The aim of this thesis is to look at whether there is exile in the community for those diagnosed with a mental illness, or rather , whether there ever was and whether, if there was, there still is under care in the community, specifically with respect to dominant concepts of rationality and what this means for the lifeworld. I will be utilising Foucault and Deleuze to examine the discourse of care in the community, it was in History of Madness that Foucault originally saw the treatment of the mad as exile, I will examine whether this is the case under care in the community or whether the contemporary policy of care in the community is a separate épistème. Foucault saw the disciplinary épistème, as explored in his genealogy Discipline and Punish, as separate to the épistème of exile explored in History of Madness, but I shall use Deleuze and Guattari to see how, if at all, these two épistèmes either overlap or work upon each other under the auspices of care in the community. I will then use Habermas to look at two survivor movements, the actual mental health system survivor movement as a whole, or rather, the diverse groupings that comprise it, and a specific movement that came out of it called the Hearing Voices Network (from here on HVN) and what they mean for the critique of instrumental reason whilst reciprocally looking at the implications for Habermas’ work on communicative action. Specifically I will be looking at Habermas’ own statement in the Theory of Communicative Action, Volume One, that the best way to test his theory of communicative rationality and action was against clinically pathological reasoning. Habermas (1986) suggests that there are three relevant areas of research by which one may assess the empirical usefulness of formal-pragmatic insights: the explanation of pathological patterns of communication, the evolution of the foundations of sociocultural forms of life, and the ontogenesis of capabilities for action. It is the first that interests us here, Habermas states:
‘a) If formal pragmatics reconstructs universal and necessary conditions of communicative action, it must be possible to obtain from this reconstruction non-naturalistic standards for normal, that is undisturbed communication. Disturbances in communication could then be traced back to violations of normalcy conditions marked out by formal pragmatics. Hypotheses of this type could be examined in the light of the material concerning patterns of systematically distorted communication that heretofore has been gathered primarily in pathogenic families from clinical points of view and evaluated in terms of the theory of socialization.’ (Habermas 2007, 13)
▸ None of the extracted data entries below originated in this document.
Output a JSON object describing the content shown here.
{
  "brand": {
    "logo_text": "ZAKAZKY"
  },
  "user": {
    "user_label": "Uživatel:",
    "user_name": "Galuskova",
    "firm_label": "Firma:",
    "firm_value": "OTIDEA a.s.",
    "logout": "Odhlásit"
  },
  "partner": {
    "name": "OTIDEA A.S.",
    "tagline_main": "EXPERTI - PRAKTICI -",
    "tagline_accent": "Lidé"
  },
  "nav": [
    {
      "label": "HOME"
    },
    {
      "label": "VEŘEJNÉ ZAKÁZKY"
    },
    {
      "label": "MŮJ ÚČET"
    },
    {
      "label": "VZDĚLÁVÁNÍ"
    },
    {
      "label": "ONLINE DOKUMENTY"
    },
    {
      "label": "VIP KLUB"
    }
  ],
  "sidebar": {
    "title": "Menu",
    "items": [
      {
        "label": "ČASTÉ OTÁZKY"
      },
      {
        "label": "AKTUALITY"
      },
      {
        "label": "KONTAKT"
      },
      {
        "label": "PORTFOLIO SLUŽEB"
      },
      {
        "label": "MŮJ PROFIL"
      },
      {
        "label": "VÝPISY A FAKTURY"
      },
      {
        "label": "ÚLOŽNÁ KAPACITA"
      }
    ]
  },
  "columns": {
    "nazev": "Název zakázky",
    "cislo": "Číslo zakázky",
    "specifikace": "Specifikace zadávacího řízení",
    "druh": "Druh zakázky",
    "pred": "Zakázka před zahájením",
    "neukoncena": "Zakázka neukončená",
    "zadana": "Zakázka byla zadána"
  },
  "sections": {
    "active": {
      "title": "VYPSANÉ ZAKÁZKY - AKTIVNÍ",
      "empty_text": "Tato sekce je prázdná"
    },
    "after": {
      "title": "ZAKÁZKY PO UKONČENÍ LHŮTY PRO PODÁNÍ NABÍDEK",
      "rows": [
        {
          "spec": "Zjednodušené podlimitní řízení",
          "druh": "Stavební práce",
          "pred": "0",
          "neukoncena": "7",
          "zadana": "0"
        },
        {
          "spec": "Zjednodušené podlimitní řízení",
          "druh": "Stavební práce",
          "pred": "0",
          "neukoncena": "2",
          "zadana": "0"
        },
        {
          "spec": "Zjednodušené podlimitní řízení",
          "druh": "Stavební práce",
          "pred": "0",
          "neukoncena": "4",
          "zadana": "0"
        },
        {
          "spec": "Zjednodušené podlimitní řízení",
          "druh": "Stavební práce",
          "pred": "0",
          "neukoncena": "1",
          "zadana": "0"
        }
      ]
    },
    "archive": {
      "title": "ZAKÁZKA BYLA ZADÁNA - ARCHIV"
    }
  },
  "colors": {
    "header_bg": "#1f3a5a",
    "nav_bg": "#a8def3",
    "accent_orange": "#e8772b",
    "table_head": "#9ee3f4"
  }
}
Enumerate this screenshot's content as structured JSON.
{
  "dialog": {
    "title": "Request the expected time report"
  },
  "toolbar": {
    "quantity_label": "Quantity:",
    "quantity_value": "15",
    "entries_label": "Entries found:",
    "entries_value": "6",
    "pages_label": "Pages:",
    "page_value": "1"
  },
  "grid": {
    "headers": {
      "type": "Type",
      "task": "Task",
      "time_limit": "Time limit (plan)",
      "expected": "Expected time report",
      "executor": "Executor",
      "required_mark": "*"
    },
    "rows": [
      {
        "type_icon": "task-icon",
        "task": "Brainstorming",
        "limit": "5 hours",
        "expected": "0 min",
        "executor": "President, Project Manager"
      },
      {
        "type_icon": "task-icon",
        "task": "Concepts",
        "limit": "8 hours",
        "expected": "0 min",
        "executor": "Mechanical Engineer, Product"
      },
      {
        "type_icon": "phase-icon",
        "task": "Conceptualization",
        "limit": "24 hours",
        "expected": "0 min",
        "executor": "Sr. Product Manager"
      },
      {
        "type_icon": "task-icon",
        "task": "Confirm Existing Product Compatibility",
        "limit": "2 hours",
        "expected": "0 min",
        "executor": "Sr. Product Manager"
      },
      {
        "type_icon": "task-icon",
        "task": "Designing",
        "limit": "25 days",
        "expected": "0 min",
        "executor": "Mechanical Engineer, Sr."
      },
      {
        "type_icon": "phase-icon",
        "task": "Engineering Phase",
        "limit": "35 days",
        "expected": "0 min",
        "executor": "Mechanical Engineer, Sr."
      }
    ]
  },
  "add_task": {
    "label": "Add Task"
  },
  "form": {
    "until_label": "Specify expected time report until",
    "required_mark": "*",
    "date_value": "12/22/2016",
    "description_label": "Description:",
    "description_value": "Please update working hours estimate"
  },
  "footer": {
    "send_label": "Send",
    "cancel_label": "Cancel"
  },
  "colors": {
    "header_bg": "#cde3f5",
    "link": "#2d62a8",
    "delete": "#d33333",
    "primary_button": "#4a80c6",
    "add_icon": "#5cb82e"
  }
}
With respect to the above, I look at how Hearing Voices Network groups work. How their internal functioning relates to Habermas’ arguments on the pragmatics of language with respect to communicative rationality. Also in light of the history of madness and the contemporary attempt to elevate hearing voices to a valid life experience (a central thread of HVN ethics), I examine how this works alongside Habermas’ concept of normal communication, and what implications this has for formal pragmatics. It is important here to make clear, that Habermas’ statement above relies on a definition of pathological reasoning, and that the aims of the HVN is to have the hearing voice experience accepted as non-pathological, but that currently within a large part of psychiatric discourse the experience is understood as clinically pathological. It is this precise state of affairs that makes looking at the HVN now so important. As such the HVN can be seen as a microcosm of the larger mental health survivor movement, although the larger movement has a broader range of goals. Of course here it should also be clear that this unique position of HVN with respect to clinical pathology makes its examination with respect to Habermas’ communicative rationality especially interesting. I also explore how this impacts on the debate between Habermas and Foucault and furthermore how that debate relates to this examination? I shall be utilising an unpublished thesis by Terence McLaughlin that has examined Foucauldian themes within the HVN here to help understand the history of the HVN and how it fits into this model.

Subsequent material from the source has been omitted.